In conclusion, whilst anxiety disorders have been consistently reported to be present in 20-40% of PD patients, the type of anxiety disorder was reported to have a wide variation, from initial studies showing a relatively high frequency of panic disorder, to more recent studies showing non-episodic anxiety disorders to be the most frequent in PD. These discrepancies may be related to the use of different psychiatric instruments and diagnostic criteria for anxiety in PD, full or partial screening for DSM-IV anxiety disorders. The high frequency of anxiety disorders not otherwise specified found in recent studies suggests that the use of DSM-IV criteria may not provide an adequate gold-standard for diagnosing anxiety disorders in PD. Future criteria may consider the fact that both motor and autonomic symptoms of PD may be related to the heterogeneity of anxiety disorders in PD.

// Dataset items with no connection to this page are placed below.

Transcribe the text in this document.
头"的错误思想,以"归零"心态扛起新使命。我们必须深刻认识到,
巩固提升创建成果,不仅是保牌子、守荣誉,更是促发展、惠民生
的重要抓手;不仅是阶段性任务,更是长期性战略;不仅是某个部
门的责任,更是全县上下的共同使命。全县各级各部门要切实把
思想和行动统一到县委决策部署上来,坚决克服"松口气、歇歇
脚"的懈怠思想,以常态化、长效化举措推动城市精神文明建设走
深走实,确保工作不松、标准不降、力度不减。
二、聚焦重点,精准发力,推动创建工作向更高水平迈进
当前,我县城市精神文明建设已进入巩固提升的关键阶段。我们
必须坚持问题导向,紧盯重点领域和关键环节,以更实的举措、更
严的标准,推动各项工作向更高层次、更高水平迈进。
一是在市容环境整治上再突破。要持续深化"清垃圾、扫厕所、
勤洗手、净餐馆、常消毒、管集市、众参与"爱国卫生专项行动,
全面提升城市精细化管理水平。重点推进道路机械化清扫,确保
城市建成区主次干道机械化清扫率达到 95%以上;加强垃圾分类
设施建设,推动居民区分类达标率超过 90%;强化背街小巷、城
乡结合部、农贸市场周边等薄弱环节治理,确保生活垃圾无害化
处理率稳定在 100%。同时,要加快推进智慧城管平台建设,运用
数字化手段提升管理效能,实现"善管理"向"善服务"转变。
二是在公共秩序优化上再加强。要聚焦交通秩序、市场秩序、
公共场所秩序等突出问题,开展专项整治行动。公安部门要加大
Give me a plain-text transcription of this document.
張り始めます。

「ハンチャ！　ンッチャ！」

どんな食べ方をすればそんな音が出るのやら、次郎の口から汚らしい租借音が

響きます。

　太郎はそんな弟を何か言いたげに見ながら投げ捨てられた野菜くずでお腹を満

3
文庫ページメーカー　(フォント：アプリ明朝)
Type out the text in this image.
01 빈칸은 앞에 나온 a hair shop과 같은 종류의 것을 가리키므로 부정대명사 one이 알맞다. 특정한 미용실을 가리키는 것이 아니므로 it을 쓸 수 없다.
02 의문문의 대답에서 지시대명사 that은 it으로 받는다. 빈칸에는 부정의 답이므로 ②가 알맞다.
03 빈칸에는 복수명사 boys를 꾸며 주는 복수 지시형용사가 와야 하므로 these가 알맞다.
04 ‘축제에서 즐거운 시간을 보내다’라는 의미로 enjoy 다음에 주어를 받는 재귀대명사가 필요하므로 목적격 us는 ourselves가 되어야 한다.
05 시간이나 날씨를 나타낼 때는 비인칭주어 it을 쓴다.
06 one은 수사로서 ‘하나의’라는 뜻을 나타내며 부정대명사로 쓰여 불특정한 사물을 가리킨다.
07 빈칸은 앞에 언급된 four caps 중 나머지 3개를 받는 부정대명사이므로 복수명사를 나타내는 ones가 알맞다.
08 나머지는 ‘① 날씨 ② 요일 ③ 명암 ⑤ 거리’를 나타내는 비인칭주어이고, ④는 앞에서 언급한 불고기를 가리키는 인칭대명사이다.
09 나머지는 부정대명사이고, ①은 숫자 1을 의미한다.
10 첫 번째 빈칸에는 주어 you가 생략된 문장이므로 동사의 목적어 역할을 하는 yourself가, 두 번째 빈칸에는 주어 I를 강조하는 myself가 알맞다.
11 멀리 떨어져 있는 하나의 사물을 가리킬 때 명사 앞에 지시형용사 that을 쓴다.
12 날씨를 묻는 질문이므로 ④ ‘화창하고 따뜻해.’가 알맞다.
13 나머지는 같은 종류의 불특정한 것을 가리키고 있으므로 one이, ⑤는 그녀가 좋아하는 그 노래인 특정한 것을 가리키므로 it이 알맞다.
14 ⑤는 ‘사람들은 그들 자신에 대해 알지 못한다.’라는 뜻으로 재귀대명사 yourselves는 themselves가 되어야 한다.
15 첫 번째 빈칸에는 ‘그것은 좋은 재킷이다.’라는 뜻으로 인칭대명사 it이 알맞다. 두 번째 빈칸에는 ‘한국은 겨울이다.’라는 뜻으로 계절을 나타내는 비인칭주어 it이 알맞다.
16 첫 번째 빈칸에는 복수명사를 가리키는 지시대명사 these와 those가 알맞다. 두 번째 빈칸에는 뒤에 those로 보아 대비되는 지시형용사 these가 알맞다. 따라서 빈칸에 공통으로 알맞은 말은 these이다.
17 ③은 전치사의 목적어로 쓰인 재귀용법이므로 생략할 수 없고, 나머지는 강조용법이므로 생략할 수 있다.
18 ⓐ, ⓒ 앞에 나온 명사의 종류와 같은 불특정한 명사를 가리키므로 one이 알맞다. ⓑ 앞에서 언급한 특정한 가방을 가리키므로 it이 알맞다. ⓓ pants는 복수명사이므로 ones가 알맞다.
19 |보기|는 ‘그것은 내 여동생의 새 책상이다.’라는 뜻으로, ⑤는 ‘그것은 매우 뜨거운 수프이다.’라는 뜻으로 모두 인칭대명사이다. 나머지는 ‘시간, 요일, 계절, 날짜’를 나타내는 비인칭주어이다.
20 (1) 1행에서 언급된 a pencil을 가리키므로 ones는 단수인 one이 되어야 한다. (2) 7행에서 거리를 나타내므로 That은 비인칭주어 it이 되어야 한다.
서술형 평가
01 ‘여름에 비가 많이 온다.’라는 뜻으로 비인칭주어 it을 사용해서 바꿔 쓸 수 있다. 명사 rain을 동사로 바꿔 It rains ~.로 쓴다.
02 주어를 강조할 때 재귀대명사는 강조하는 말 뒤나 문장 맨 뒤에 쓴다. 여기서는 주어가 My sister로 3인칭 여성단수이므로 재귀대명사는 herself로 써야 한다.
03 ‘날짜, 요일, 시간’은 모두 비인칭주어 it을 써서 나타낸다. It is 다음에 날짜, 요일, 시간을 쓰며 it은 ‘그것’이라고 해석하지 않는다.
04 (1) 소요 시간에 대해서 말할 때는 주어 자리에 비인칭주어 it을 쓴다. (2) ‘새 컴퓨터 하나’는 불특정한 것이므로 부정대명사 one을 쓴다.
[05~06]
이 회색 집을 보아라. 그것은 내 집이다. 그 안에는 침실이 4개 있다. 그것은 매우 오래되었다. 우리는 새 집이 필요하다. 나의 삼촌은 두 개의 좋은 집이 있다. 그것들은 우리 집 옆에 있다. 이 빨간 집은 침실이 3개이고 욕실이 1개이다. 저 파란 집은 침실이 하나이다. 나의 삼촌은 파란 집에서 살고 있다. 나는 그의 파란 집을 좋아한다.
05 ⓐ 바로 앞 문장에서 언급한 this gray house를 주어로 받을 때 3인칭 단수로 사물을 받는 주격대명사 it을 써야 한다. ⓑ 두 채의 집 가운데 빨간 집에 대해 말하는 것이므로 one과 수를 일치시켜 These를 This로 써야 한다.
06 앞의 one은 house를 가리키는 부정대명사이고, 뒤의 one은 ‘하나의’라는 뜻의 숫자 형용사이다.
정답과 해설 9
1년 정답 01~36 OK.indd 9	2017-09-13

Treatment of Anxiety Disorders
There is a paucity of treatment studies of anxiety in PD. Menza et al. [69] carried out an 8-week open-label study that included 10 PD patients using citalopram. They reported a significant decrease in HAM-A scores at study completion. The medication was well tolerated and there were no serious side effects.
Conclusions
Depression is one of the most common non-motor disorders in PD. Cross-sectional studies reported that about 20-30% of patients suffer major depression, whilst longitudinal studies suggest an incidence of about 20%. Therefore, most patients with PD will suffer depression at some stage during the illness. Depression is a marker of a ‘malignant’ type of PD as it is associated with faster cognitive, motor and functional decline and worse quality of life. The mechanism of depression remains unknown, but recent studies suggest dysfunction in specific frontal regions. Recent RCTs demonstrated the efficacy of escitalopram, nortriptyline and pramipexole. Future studies should demonstrate the usefulness of psychotherapy. Apathy is another frequent non-motor problem in PD and is significantly associated with depression and cognitive deficits. Its mechanism remains unknown, and no treatment has demonstrated adequate efficacy. Whilst anxiety disorders are common in PD, adequate instruments for diagnosis and measure have yet to be developed. Specific psychotherapeutic techniques should also be developed to treat this condition.
Acknowledgements
This study was supported by grants from the National Health and Medical Research Council of Australia, the Fremantle Hospital Research Foundation, the University of Western Australia, and the Michael J. Fox Foundation.